“He’s cursed everyone,” Kylie managed to say. Including her, for by now her fever was so high she couldn’t think straight, and by the time Sally and Gillian managed to bring her upstairs to bed, she was burning up.
* * *
Outside, the roads were flooding with blood-colored puddles. Franny had been tending to the ill, using the black soap that had first been made with antibacterial ingredients by Hannah Owens during the Black Death. Franny now brought the soap and a basin up to the small room under the eaves where the children of the innkeeper had slept in the seventeenth century.
“You can cure her,” Sally said to her aunt, for what was done could be undone, and Franny was the person most able to fight this cursed disease.
The girl had all the symptoms. A pox was rising on her fair skin with patches of angry red-stained marks, and her every breath rattled in her chest. She seemed delirious, and recognized no one.
Gillian drew the curtains. She didn’t like the expression on their aunt’s face.
“Let’s get her comfortable,” Franny said. As Gillian and Sally eased off the raincoat, The Book of the Raven fell to the floor.
“That damn book,” Sally said. She intended to go after it and toss it away, but Franny was quicker.

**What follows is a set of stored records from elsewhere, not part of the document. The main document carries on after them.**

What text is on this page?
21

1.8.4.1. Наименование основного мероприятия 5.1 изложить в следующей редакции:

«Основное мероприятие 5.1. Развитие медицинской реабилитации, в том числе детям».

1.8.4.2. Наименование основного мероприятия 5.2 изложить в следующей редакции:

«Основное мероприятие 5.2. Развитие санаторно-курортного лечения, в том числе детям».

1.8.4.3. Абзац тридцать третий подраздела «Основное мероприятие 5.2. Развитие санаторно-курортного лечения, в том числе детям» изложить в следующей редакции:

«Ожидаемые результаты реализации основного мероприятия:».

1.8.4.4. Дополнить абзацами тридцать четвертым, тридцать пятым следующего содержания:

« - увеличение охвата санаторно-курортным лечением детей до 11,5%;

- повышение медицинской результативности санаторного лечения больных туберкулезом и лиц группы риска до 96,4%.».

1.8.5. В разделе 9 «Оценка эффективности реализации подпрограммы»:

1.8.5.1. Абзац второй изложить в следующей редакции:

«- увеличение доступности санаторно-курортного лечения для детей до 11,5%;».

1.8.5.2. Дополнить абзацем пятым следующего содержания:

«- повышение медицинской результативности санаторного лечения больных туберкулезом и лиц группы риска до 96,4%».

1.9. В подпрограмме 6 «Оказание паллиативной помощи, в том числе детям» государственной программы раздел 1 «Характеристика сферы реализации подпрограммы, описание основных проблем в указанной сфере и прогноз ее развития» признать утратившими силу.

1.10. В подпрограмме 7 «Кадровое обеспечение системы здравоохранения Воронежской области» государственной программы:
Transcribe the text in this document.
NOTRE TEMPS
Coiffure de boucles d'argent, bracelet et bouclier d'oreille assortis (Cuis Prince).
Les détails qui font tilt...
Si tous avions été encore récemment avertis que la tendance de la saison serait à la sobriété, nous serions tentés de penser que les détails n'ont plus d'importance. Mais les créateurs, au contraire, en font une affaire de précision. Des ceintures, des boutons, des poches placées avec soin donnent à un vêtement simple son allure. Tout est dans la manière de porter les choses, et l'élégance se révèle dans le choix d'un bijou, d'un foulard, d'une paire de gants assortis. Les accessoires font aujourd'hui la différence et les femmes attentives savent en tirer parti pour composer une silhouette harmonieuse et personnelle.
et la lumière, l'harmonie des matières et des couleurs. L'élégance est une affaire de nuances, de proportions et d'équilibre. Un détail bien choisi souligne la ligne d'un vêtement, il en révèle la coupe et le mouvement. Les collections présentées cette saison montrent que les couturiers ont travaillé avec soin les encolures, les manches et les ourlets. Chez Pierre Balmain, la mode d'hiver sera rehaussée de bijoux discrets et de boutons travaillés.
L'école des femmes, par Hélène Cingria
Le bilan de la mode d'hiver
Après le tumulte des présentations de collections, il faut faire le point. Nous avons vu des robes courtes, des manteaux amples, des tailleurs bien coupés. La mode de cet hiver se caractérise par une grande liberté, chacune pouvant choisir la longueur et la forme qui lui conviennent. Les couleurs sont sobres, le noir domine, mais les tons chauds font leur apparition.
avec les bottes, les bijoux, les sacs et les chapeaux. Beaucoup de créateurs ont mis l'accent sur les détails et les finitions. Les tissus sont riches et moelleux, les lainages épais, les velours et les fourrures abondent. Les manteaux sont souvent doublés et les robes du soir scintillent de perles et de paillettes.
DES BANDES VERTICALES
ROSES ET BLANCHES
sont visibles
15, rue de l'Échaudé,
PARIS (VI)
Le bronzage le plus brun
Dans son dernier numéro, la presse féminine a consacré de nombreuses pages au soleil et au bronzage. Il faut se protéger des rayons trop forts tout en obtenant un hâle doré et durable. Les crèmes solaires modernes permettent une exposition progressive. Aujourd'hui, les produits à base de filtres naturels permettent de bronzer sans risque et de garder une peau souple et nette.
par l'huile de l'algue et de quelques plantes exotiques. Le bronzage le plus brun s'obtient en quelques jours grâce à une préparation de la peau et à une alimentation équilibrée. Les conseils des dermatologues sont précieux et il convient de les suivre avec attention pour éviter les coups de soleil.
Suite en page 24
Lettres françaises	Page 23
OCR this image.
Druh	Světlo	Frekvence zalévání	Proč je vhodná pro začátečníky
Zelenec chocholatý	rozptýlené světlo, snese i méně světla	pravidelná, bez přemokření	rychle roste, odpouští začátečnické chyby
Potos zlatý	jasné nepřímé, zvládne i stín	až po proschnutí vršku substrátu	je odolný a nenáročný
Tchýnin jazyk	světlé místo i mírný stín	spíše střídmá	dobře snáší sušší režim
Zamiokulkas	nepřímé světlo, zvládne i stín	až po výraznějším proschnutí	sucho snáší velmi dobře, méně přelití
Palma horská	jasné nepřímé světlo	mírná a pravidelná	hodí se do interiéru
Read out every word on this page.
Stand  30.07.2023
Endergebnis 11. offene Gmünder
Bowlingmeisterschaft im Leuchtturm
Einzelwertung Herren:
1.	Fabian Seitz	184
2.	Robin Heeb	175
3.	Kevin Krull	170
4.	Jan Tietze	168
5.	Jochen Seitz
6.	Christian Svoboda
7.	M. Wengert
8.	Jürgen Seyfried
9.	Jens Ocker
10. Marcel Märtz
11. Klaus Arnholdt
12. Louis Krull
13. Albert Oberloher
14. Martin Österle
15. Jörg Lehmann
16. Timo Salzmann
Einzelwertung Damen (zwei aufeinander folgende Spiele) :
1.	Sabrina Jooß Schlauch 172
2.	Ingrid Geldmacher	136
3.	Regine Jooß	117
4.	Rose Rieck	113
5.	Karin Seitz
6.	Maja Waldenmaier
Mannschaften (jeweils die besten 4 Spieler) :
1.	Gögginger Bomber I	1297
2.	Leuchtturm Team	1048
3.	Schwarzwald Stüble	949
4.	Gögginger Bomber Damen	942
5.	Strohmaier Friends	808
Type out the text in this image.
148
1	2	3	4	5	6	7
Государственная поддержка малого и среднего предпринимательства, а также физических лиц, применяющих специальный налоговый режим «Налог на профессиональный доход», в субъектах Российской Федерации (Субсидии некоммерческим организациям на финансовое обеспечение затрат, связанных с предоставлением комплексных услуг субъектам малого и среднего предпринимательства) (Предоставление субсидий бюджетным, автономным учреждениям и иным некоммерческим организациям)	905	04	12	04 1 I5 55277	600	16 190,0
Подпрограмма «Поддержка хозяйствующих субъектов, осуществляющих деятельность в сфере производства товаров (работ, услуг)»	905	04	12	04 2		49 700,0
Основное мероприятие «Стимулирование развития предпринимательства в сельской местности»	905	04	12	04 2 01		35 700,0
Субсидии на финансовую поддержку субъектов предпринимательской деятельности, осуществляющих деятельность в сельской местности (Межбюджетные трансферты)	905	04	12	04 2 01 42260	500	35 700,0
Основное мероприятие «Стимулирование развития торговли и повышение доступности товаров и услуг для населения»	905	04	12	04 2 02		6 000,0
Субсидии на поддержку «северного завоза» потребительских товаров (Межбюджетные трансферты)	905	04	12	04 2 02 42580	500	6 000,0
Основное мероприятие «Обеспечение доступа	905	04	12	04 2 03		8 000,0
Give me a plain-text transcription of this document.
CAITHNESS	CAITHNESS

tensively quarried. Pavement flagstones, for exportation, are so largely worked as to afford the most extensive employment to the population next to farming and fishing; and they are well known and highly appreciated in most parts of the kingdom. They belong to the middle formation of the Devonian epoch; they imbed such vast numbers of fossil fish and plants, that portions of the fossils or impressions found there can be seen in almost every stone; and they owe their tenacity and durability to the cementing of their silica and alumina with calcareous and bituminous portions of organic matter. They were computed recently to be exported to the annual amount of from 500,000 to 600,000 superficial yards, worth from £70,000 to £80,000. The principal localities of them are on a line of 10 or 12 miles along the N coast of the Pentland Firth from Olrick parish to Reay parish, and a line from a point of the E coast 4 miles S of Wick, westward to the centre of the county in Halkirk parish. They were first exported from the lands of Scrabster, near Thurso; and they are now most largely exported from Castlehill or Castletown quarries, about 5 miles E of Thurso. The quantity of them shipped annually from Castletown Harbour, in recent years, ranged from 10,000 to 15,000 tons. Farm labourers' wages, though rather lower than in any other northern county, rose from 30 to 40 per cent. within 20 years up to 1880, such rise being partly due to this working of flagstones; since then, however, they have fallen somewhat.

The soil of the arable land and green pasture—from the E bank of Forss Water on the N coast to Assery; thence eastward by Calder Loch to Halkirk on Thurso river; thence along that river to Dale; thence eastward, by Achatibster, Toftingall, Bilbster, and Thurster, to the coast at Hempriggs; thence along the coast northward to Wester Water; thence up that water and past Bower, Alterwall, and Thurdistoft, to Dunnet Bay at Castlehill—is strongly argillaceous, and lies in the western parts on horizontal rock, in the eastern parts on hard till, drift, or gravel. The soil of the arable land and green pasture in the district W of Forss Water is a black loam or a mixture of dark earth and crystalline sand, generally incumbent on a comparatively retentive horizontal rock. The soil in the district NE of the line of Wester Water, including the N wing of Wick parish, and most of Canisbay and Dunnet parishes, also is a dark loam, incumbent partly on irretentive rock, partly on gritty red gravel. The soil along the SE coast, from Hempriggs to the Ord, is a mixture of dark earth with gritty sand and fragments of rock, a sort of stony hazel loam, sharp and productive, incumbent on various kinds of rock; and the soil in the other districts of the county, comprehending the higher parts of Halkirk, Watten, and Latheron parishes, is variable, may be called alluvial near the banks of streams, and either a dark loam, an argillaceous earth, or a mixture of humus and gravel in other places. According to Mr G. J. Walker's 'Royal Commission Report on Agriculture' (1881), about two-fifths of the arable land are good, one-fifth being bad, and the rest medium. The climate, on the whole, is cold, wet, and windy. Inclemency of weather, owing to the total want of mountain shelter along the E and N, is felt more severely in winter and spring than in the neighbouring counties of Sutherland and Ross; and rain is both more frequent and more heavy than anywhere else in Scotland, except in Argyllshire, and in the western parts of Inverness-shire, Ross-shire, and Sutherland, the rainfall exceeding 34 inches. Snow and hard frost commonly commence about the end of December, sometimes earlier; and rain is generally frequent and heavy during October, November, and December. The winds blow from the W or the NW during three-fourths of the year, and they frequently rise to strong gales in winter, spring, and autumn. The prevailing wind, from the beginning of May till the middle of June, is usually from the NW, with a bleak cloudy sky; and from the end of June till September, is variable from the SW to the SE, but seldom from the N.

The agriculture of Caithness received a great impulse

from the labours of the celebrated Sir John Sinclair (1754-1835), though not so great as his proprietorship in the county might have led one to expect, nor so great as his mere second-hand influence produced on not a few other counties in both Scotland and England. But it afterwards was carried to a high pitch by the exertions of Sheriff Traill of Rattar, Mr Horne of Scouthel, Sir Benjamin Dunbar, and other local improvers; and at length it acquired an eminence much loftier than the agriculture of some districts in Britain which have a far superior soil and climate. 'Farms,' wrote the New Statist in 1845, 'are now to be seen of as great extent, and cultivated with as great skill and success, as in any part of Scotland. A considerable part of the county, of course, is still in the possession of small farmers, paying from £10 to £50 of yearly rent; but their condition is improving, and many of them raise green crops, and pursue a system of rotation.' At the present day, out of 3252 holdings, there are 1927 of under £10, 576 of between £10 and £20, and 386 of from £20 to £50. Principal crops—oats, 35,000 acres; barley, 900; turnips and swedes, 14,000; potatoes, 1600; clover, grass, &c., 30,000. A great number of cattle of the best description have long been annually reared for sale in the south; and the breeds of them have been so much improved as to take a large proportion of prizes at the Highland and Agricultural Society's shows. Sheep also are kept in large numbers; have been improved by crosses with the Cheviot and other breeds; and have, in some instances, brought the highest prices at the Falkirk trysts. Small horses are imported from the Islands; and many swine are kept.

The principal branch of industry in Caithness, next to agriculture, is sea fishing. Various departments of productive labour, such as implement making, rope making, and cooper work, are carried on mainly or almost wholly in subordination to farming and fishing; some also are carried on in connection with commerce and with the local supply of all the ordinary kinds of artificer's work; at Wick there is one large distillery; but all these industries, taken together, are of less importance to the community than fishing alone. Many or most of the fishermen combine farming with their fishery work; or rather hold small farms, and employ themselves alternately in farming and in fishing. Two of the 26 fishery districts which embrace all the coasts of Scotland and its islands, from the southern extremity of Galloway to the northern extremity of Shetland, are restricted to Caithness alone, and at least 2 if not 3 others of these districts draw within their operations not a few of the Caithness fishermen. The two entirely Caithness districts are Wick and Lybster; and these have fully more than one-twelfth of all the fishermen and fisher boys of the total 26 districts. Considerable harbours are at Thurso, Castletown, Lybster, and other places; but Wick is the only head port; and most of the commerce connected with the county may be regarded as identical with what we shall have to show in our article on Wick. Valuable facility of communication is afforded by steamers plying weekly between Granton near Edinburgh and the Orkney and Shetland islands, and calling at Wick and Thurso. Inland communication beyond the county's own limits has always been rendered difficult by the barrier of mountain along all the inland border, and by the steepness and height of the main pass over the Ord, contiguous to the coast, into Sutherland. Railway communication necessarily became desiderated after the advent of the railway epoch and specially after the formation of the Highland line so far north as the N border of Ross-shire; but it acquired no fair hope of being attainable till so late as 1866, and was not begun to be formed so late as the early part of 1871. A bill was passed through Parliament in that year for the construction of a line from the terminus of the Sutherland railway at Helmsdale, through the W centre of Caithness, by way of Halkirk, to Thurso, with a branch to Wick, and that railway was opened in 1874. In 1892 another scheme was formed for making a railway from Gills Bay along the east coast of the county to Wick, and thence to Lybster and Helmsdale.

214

“I’ll see to it,” Franny assured her.
Gillian and Sally removed Kylie’s muddy, sopping wet clothes and washed her body with warm water and black soap, the washcloths turning red. Her teeth were chattering as if she were still in the stream behind Lockland Manor. Franny opened the desk drawer, withdrawing the sewing kit. Fortunately, there was blue thread, which she strung around Kylie’s ankles and wrists, taking note of the burn on her wrist. In the palm of the right hand is the future you are born with, but the left hand holds the future you have made yourself, and the lines on Kylie’s left palm had stopped. Franny felt a chill up her spine. Soap and thread would not help. She slipped off the amulet Agnes Durant had given to her to wear for protection. “Make certain she wears this at all times,” she told Sally as she looped the cord over Kylie’s head. “I’ll do my best to stop the rain.”
The Grimoire was in Franny’s suitcase, but instead she turned to The Book of the Raven, which had been used to call down the red rain. She turned to the page Tom Lockland had studied so intently he’d left blotchy fingerprints on the page.
“Don’t use that book,” Sally warned.
“What started it will end it,” Franny said.
Franny lit a fire in a brass dish. She used red magic, cutting her palm with a letter opener and adding her blood to the mixture, then she tore off a piece of the curtain at the window and wrapped a figure formed of melted soap in a bit of the blue fabric for protection and good health. She paged through The Book of the Raven until she came upon an ancient Aramaic incantation Amelia Bassano had discovered long ago. Franny began to recite the verse that would cause the red rain to cease.
Gone are the evil spells and the ones that send it.
Protect the people in this house and in this village, not only now but for all generations, now and forever and ever.
Franny threw open the windows and repeated the spell without ceasing. The lethal red rain became a spattering, and then a haze, halted by the incantation, leaving the High Street a scarlet river. There still were no birds in the sky, but after a moment Franny could hear them stirring in the thicket beneath her window.
* * *
Margaret was seeing to the ill who had gathered in the pub, providing glasses of water mixed with mint and vervain to cool fevers. She heated water with honey and lemon and ginger for those afflicted by coughs, and quickly fixed poultices of rue and lavender to bring down the swellings of the pox and boils. There was a thick mixture of rowan berries, cooked nearly to a liquid in a kettle, slippery when skimmed over the skin, that brought down fever. With the end of the rain, people were coming out of their houses, looking for help and Vincent had persuaded Hal to open the door. “All for one and one for all,” he said. When Hal had continued to look blank, Vincent admonished him. “These are your neighbors, man.”